I cant deel with the constant small remarks... but these days i keep getting hints about to much hunting...i hate hunting,,, he spend to much time....from the wife of a good friend i hunt bear and turkey with... dam i cant take it anymore im about to say whats on my mind.....

ANY ADVISE please i dont know where to go ... maybe in here i can 

HELP


----------



## Pierre Couture (Oct 28, 2004)

charles said:


> I cant deel with the constant small remarks... but these days i keep getting hints about to much hunting...i hate hunting,,, he spend to much time....from the wife of a good friend i hunt bear and turkey with... dam i cant take it anymore im about to say whats on my mind.....
> 
> ANY ADVISE please i dont know where to go ... maybe in here i can
> 
> HELP


Friend's wife? Best advice would be TO STAY OUT OF IT...


----------



## nucker04 (Mar 19, 2005)

Pierre Couture said:


> Friend's wife? Best advice would be TO STAY OUT OF IT...


Yup:zip: If you do say something your buddy will be in the doghouse for a good while.


----------



## erictski (May 20, 2009)

nucker04 said:


> Yup:zip: If you do say something your buddy will be in the doghouse for a good while.


+1 plus its really not your place to say anything to his wife about it...


----------



## NockOn (Feb 24, 2003)

Stay out of it, if he thinks its an issue, let him deal with it. After all, he married her not you :wink:


----------



## DsrtRat (Mar 8, 2004)

Say everything on your mind! She will leave him and he will have all the time in the world to hunt and will owe you in a big way!


----------



## shakyshot (Dec 21, 2007)

nucker04 said:


> Yup:zip: If you do say something your buddy will be in the doghouse for a good while.

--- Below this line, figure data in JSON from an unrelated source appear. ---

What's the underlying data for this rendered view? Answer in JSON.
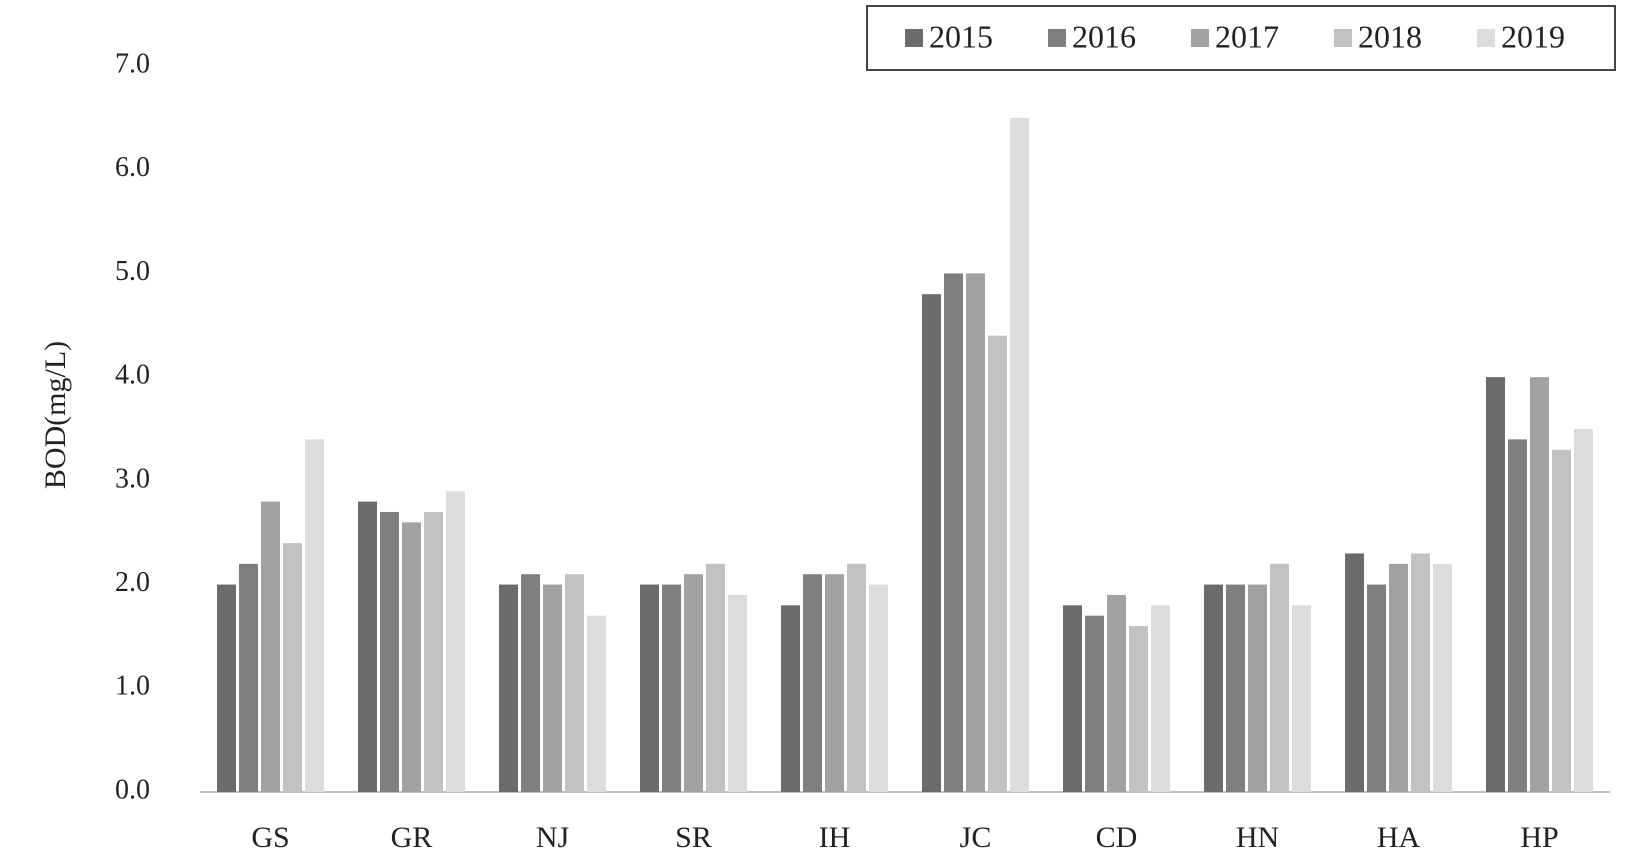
{
  "chart_data": {
    "type": "bar",
    "y_label": "BOD(mg/L)",
    "categories": [
      "GS",
      "GR",
      "NJ",
      "SR",
      "IH",
      "JC",
      "CD",
      "HN",
      "HA",
      "HP"
    ],
    "series": [
      {
        "name": "2015",
        "color": "#6b6b6b",
        "values": [
          2.0,
          2.8,
          2.0,
          2.0,
          1.8,
          4.8,
          1.8,
          2.0,
          2.3,
          4.0
        ]
      },
      {
        "name": "2016",
        "color": "#7f7f7f",
        "values": [
          2.2,
          2.7,
          2.1,
          2.0,
          2.1,
          5.0,
          1.7,
          2.0,
          2.0,
          3.4
        ]
      },
      {
        "name": "2017",
        "color": "#a2a2a2",
        "values": [
          2.8,
          2.6,
          2.0,
          2.1,
          2.1,
          5.0,
          1.9,
          2.0,
          2.2,
          4.0
        ]
      },
      {
        "name": "2018",
        "color": "#c2c2c2",
        "values": [
          2.4,
          2.7,
          2.1,
          2.2,
          2.2,
          4.4,
          1.6,
          2.2,
          2.3,
          3.3
        ]
      },
      {
        "name": "2019",
        "color": "#dcdcdc",
        "values": [
          3.4,
          2.9,
          1.7,
          1.9,
          2.0,
          6.5,
          1.8,
          1.8,
          2.2,
          3.5
        ]
      }
    ],
    "ylim": [
      0,
      7
    ],
    "yticks": [
      {
        "value": 0,
        "label": "0.0"
      },
      {
        "value": 1,
        "label": "1.0"
      },
      {
        "value": 2,
        "label": "2.0"
      },
      {
        "value": 3,
        "label": "3.0"
      },
      {
        "value": 4,
        "label": "4.0"
      },
      {
        "value": 5,
        "label": "5.0"
      },
      {
        "value": 6,
        "label": "6.0"
      },
      {
        "value": 7,
        "label": "7.0"
      }
    ],
    "legend_position": "top-right"
  }
}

stay out of ti and let him deal with it.
keep on hunting as much as you can for the rest of us married guys.
cheers Shawn


----------



## Xslayer (Feb 10, 2003)

Bite your tongue, then bite it even harder.:tongue:


----------



## NMC (May 21, 2006)

If you like having this guy as a friend, don't say a word!


----------



## charles (Dec 23, 2003)

**



Xslayer said:


> Bite your tongue, then bite it even harder.:tongue:


I am believe me its the blood gushing out of my mouth that will give it away


----------



## crk (Jul 12, 2005)

The sound of a bow string while watching the arrows path to it's mark.The smell of gun powder on a cool autumn day.The sound of a reel while a monster strips the line from it.Enjoying times with good friends in the field.Sorry I can't remember what she said.Keep living the dream while you can Charles.By the whay,I'm told that people with that name are apt to be very intelligent and extremely good looking LOL.
Cheers,Charles:beer:


----------



## russ (Jul 29, 2002)

Toxophile said:


> Just thought I'd put that in, in the absence of a Mod doing the job.


and you should be glad they aren't.


----------



## Pierre Couture (Oct 28, 2004)

Can't take a day off... can I? 

Charles' question didn't pertain to bowhunting per se, but to his hunting buddy, and what should be done in his predicament. Consensus was overwhelmingly clear and tactful, with the emphasis on WAS. Time to kill this thread.


----------